Dengan dialog pintar namun santai dan humor pedas yang berujung pada ketegangan intens, Tarantino tetap setia memakai gaya penyutradaraan yang komikal dan main tabrak budaya. Dia rajin memasang credit title pada opening maupun ending film dengan latar hitam/gelap dan tulisan besar-besar dengan warna cerah dan mentereng. Jika anda perhatikan lebih detil, hitam, merah, dan kuning adalah warna-warna kesukaan Tarantino karena selalu muncul dalam film-film garapannya, seolah mewakili kepribadiannya yang penuh gairah, meledak-ledak, sekaligus gelap, misterius, dan absurd. Juga kegandrungannya membagi sekuens dalam chapter-chapter tematik yang terpisah namun masih saling berkaitan. Selain itu, music scoring pilihan Tarantino juga tak luput dari perhatian. Lagu-lagu pop/rock kategori non-mainstream yang jarang kita kenal tapi begitu dikumandangkan terdengar familiar selalu hadir dalam scene yang tepat sehingga menciptakan simbiosis ikatan emosi yang kuat antara penonton dan filmnya. Lebih-lebih, dia sering melakukan perkawinan silang lintas-kultur dan lintas-genre. Misalnya adegan ketika Shossana berdandan menjelang premiere, penonton disuguhi musik rock cadas Amerika era 80an kontras dengan film itu sendiri yang bersetingkan Paris tahun 40an. Ini merupakan formula yang sangat tidak lazim dan jarang digunakan oleh sutradara lain yang lumrahnya cenderung memilih komposisi chanson klasik yang dipercaya mampu menghadirkan romantika emosional kota Paris. Asimilasi budaya pop Amerika + tongue-in-cheek rasisme + brutalisme gangster yang identik dengan dar-der-dor, drugs, dan junk lifestyle + estetika kungfu Cina + filosofi samurai Jepang + sentuhan kultur cantik Amerika Latin menjadi kiblat Tarantino selama ini. Pola tabrak budaya semacam ini terlihat jelas salah satunya dalam Kill Bill yang menampilkan pertarungan samurai antara si pirang bermata biru Uma Thurman (simbolis dunia Oksidental) berkostum balap kuning ngejreng yang pernah dipopulerkan Bruce Lee dan ikon geisha bermata sipit dan tajam Lucy Liu (simbolis dunia Oriental) dalam balutan anggun kimono diiringi genjrengan gitar Latin (simbolis Dunia Baru) yang ritmis nan eksotis.

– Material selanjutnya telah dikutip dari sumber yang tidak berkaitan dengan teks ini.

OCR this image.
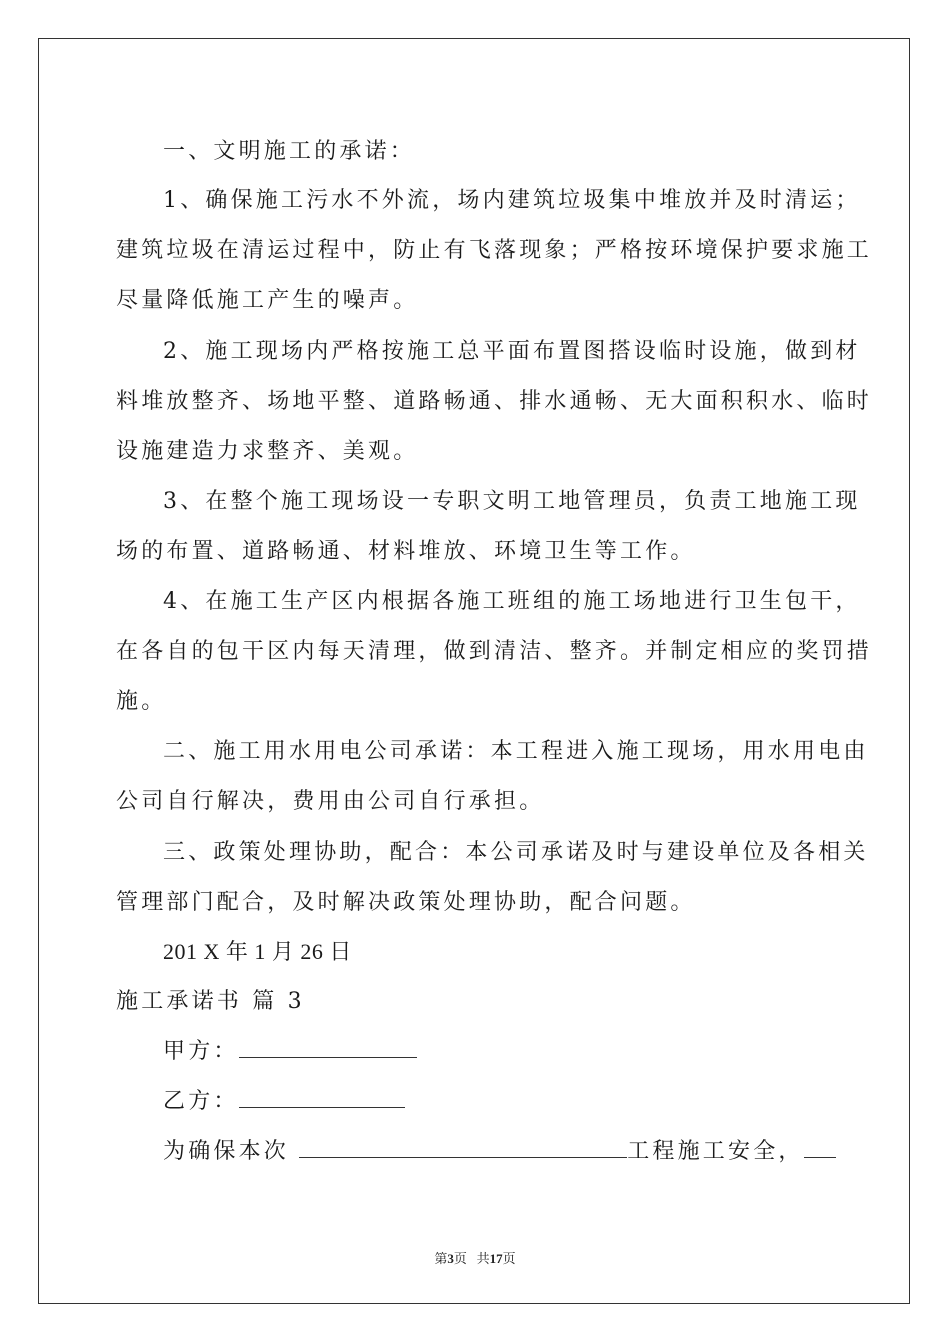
一、文明施工的承诺：
1、确保施工污水不外流，场内建筑垃圾集中堆放并及时清运；
建筑垃圾在清运过程中，防止有飞落现象；严格按环境保护要求施工
尽量降低施工产生的噪声。
2、施工现场内严格按施工总平面布置图搭设临时设施，做到材
料堆放整齐、场地平整、道路畅通、排水通畅、无大面积积水、临时
设施建造力求整齐、美观。
3、在整个施工现场设一专职文明工地管理员，负责工地施工现
场的布置、道路畅通、材料堆放、环境卫生等工作。
4、在施工生产区内根据各施工班组的施工场地进行卫生包干，
在各自的包干区内每天清理，做到清洁、整齐。并制定相应的奖罚措
施。
二、施工用水用电公司承诺：本工程进入施工现场，用水用电由
公司自行解决，费用由公司自行承担。
三、政策处理协助，配合：本公司承诺及时与建设单位及各相关
管理部门配合，及时解决政策处理协助，配合问题。
201 X 年 1 月 26 日
施工承诺书 篇 3
甲方：
乙方：
为确保本次	工程施工安全，
第3页 共17页
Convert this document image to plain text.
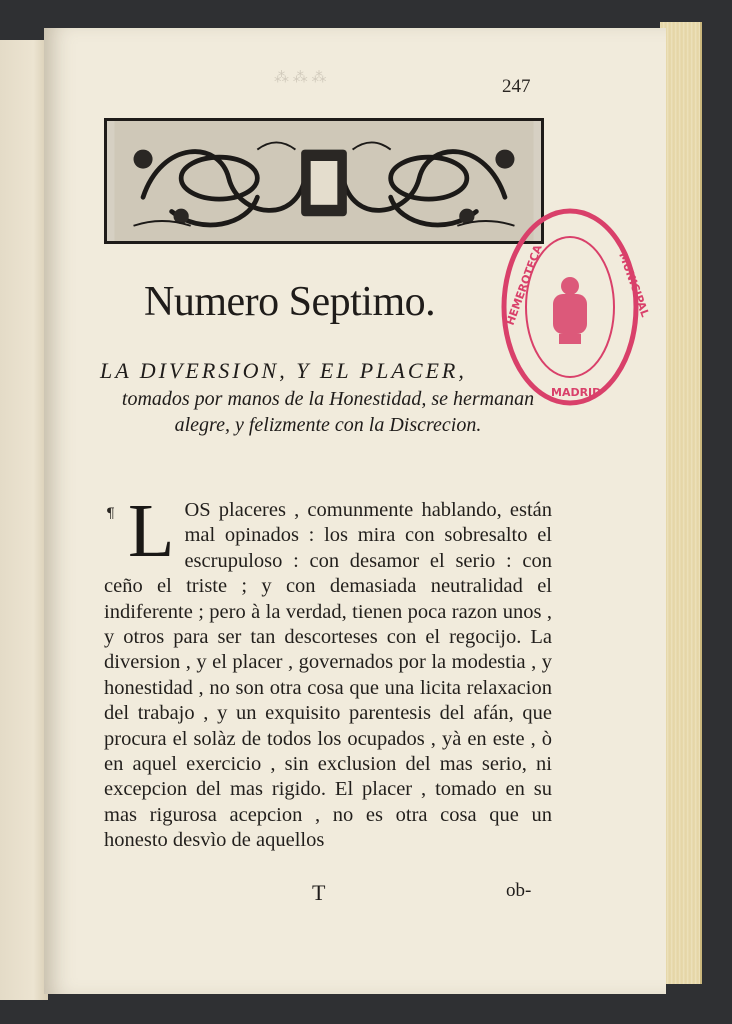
⁂ ⁂ ⁂	247
HEMEROTECA	MUNICIPAL
MADRID
Numero Septimo.
LA DIVERSION, Y EL PLACER,
tomados por manos de la Honestidad, se hermanan alegre, y felizmente con la Discrecion.
¶ L OS placeres , comunmente hablando, están mal opinados : los mira con sobresalto el escrupuloso : con desamor el serio : con ceño el triste ; y con demasiada neutralidad el indiferente ; pero à la verdad, tienen poca razon unos , y otros para ser tan descorteses con el regocijo. La diversion , y el placer , governados por la modestia , y honestidad , no son otra cosa que una licita relaxacion del trabajo , y un exquisito parentesis del afán, que procura el solàz de todos los ocupados , yà en este , ò en aquel exercicio , sin exclusion del mas serio, ni excepcion del mas rigido. El placer , tomado en su mas rigurosa acepcion , no es otra cosa que un honesto desvìo de aquellos
T	ob-
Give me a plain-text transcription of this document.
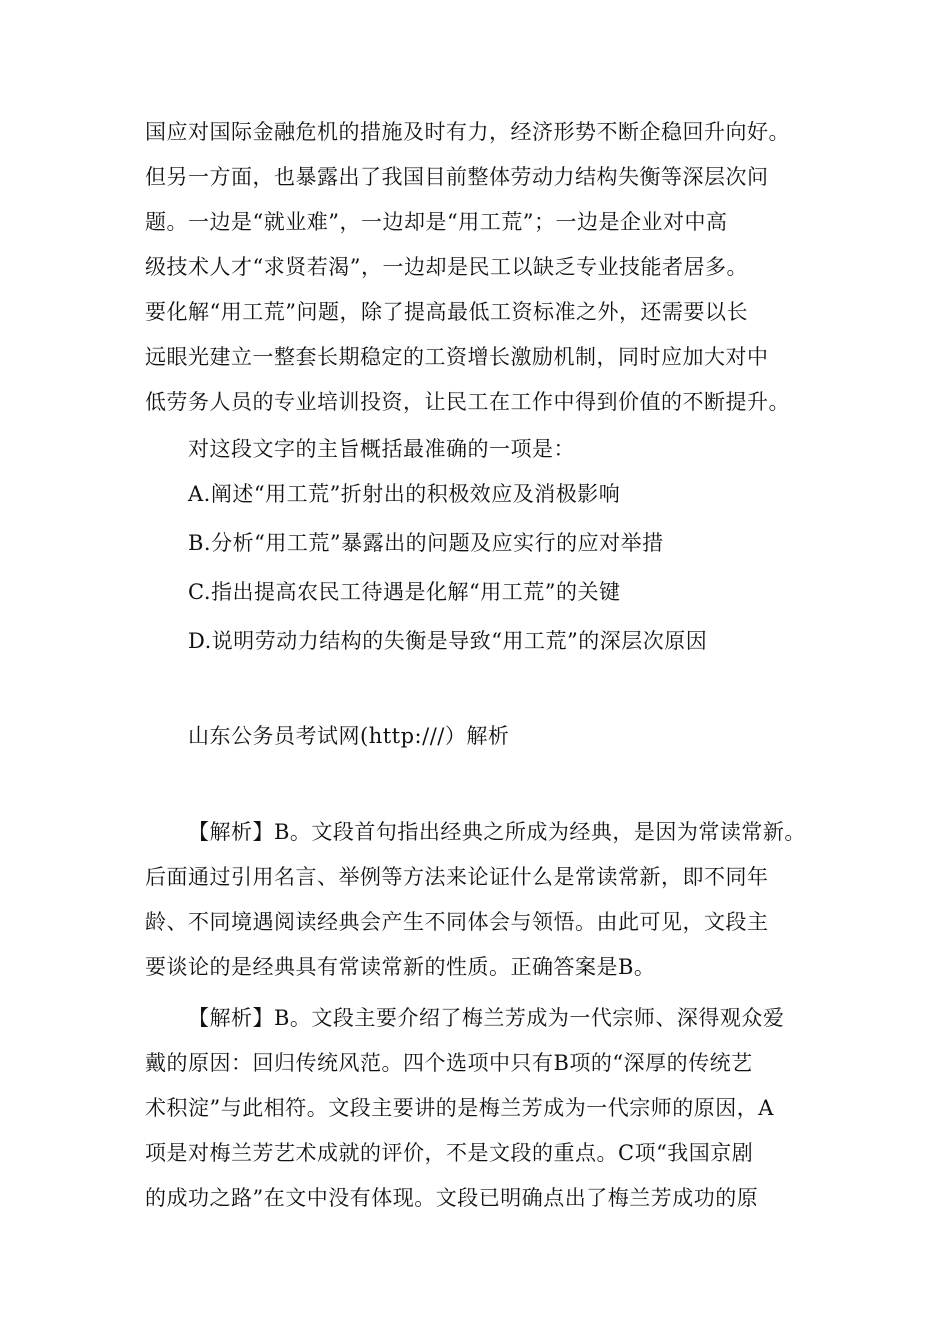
国应对国际金融危机的措施及时有力，经济形势不断企稳回升向好。
但另一方面，也暴露出了我国目前整体劳动力结构失衡等深层次问
题。一边是“就业难”，一边却是“用工荒”；一边是企业对中高
级技术人才“求贤若渴”，一边却是民工以缺乏专业技能者居多。
要化解“用工荒”问题，除了提高最低工资标准之外，还需要以长
远眼光建立一整套长期稳定的工资增长激励机制，同时应加大对中
低劳务人员的专业培训投资，让民工在工作中得到价值的不断提升。
对这段文字的主旨概括最准确的一项是：
A.阐述“用工荒”折射出的积极效应及消极影响
B.分析“用工荒”暴露出的问题及应实行的应对举措
C.指出提高农民工待遇是化解“用工荒”的关键
D.说明劳动力结构的失衡是导致“用工荒”的深层次原因
山东公务员考试网(http:///）解析
【解析】B。文段首句指出经典之所成为经典，是因为常读常新。
后面通过引用名言、举例等方法来论证什么是常读常新，即不同年
龄、不同境遇阅读经典会产生不同体会与领悟。由此可见，文段主
要谈论的是经典具有常读常新的性质。正确答案是B。
【解析】B。文段主要介绍了梅兰芳成为一代宗师、深得观众爱
戴的原因：回归传统风范。四个选项中只有B项的“深厚的传统艺
术积淀”与此相符。文段主要讲的是梅兰芳成为一代宗师的原因，A
项是对梅兰芳艺术成就的评价，不是文段的重点。C项“我国京剧
的成功之路”在文中没有体现。文段已明确点出了梅兰芳成功的原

Yang membuat Inglourious Basterds keren di mata saya karena faktor penggunaan multi-bahasa yang mampu menjembatani pemahaman penonton untuk mengerti (sedikit) tentang budaya masing-masing negara yang bahasanya muncul di film ini. Setidaknya ada tiga bahasa aktif bahkan empat yang turut diucapkan di dalamnya; Inggris, Jerman, Perancis, dan Italia. Dan sang aktor Austria, Christoph Waltz, yang terlahir dengan lidah seorang master linguistik alami bercas-cis-cus keempat bahasa tersebut (damn!) dengan sangat mengesankan dan mampu bertransisi dari satu bahasa ke bahasa lain tanpa kesulitan sama sekali bahkan dapat dengan luwesnya melebur ke dalam gaya masing-masing bahasa tersebut. Ketika berbahasa Inggris, dia seperti bangsawan Inggris. Saat ngomong Perancis, dia terlihat intuitif layaknya orang Perancis. Dalam tuturan Italia, secara natural dia turut memainkan tangan untuk menyalurkan emosi dalam berbicara. Berbicara dalam bahasa Jerman, dia adalah perwira SS yang senyumannya luar biasa mengintimidasi. Wajar saja, jika penampilannya dalam film ini kemudian diganjar Academy Award sebagai “Best Supporting Actor”. Ngomong-ngomong, Hans Landa menjadi karakter Nazi kedua setelah Hanna Schmidtz dalam The Reader (diperankan oleh Kate Winslet) yang meraih Oscar.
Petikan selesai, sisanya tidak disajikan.